Author and naturalist Edward Abbey didn’t even like people hanging out at Arches National Park near Moab, Utah, when he was a seasonal ranger there in the late 1950s. One wonders how he’d feel about the place being overrun by oil and gas wells.
In what appears to be yet one more Bush administration 11th-hour energy play, the U.S. Bureau of Land Management (BLM) last week ruffled the feathers of its sister agency, the National Park Service, by proposing a massive oil and gas lease auction next month in and around three Utah national parks.
The iconic Delicate Arch in Arches National Park near Moab, a favorite destination for Colorado’s outdoor enthusiasts in search of a little “Desert Solitaire” (Abbey’s seminal 1968 book about Arches), could soon be within eyeshot of a slew of new drilling rigs if the 51,000 acres of leases are auctioned off Dec. 19.

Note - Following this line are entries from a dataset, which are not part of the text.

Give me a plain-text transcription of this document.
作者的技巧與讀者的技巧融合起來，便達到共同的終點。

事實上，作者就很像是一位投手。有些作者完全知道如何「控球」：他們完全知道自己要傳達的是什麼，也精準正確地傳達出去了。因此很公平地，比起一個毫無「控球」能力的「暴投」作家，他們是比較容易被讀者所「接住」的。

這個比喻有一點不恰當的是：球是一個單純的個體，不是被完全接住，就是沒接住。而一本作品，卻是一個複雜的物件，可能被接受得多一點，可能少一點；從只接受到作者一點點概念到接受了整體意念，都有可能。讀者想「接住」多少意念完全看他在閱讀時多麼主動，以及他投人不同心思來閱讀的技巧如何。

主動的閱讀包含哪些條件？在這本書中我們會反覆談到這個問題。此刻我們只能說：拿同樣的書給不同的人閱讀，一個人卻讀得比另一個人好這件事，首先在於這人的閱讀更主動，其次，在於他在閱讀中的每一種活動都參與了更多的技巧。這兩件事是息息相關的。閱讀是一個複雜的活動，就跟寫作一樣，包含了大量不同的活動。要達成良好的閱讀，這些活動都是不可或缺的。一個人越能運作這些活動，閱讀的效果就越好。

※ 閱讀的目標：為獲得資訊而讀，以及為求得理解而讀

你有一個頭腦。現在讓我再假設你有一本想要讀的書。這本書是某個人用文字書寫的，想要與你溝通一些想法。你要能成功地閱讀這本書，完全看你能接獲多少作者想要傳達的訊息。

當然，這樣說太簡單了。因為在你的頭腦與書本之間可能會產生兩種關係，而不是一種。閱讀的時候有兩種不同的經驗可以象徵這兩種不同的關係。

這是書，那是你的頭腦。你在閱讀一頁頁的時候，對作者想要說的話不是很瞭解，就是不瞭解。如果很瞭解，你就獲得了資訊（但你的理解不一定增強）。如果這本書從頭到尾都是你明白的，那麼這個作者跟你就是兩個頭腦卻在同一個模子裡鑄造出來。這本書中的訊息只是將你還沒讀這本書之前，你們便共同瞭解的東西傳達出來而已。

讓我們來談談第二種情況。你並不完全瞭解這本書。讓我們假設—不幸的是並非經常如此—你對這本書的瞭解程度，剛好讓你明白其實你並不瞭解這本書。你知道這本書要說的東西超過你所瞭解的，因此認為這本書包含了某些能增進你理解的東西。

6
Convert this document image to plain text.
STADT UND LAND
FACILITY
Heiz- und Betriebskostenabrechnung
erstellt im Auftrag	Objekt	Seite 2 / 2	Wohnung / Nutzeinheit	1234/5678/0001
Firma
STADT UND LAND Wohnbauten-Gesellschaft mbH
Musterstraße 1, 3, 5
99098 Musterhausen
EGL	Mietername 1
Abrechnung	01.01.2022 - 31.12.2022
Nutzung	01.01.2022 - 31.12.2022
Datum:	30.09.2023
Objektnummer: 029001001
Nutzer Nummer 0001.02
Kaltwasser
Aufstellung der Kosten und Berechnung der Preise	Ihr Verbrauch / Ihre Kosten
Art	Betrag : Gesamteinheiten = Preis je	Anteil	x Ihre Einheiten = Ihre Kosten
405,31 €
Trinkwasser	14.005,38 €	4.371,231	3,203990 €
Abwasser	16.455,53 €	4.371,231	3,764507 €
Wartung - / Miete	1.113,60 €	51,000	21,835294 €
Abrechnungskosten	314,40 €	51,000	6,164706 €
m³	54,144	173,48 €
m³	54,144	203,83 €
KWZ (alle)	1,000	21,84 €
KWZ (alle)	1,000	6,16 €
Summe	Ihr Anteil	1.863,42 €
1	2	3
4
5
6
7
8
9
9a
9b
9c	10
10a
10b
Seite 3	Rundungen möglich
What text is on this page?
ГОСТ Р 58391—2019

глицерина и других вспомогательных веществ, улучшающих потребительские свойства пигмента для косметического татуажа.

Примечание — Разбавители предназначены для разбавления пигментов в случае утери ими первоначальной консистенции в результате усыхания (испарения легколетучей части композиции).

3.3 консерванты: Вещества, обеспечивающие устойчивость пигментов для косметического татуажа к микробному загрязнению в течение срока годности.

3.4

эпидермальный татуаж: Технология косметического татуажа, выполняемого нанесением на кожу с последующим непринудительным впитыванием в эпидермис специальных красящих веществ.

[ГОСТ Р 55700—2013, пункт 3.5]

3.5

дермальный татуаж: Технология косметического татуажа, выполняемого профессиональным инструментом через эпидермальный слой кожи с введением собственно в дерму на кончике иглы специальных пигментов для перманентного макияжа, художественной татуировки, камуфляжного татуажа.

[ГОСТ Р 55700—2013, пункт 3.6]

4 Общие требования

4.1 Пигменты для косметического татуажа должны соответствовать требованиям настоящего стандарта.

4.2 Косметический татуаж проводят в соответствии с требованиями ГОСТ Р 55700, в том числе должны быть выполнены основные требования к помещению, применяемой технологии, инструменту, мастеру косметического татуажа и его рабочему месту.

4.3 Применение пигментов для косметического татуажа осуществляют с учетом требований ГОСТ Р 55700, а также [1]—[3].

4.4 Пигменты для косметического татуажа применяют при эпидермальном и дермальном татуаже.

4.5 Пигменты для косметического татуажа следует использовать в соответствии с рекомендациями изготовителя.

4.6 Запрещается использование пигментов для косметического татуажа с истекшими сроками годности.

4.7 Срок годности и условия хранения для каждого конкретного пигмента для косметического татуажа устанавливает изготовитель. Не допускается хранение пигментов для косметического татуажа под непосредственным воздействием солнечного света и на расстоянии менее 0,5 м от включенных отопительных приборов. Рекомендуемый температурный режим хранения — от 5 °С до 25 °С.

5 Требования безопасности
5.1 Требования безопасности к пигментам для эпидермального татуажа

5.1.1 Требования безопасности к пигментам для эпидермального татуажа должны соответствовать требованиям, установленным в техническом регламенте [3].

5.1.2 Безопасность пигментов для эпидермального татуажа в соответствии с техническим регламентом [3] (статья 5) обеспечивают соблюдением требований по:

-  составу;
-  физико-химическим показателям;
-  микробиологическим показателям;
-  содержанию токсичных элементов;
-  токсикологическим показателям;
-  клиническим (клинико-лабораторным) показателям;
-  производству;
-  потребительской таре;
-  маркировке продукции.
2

“We find it shocking and disturbing,” Cordell Roy, the chief Park Service administrator in Utah, told The Associated Press. “They added 51,000 acres of tracts near Arches, Dinosaur and Canyonlands without telling us about it. That’s 40 tracts within four miles of these parks.
Aides to U.S. Interior Secretary Dirk Kempthorne ordered the Park Service and the BLM to make nice by instituting a compromise that requires the BLM to “take quite seriously” the Park Service concerns. BLM officials said they were perplexed by the furor because energy development near national parks is not out of the ordinary.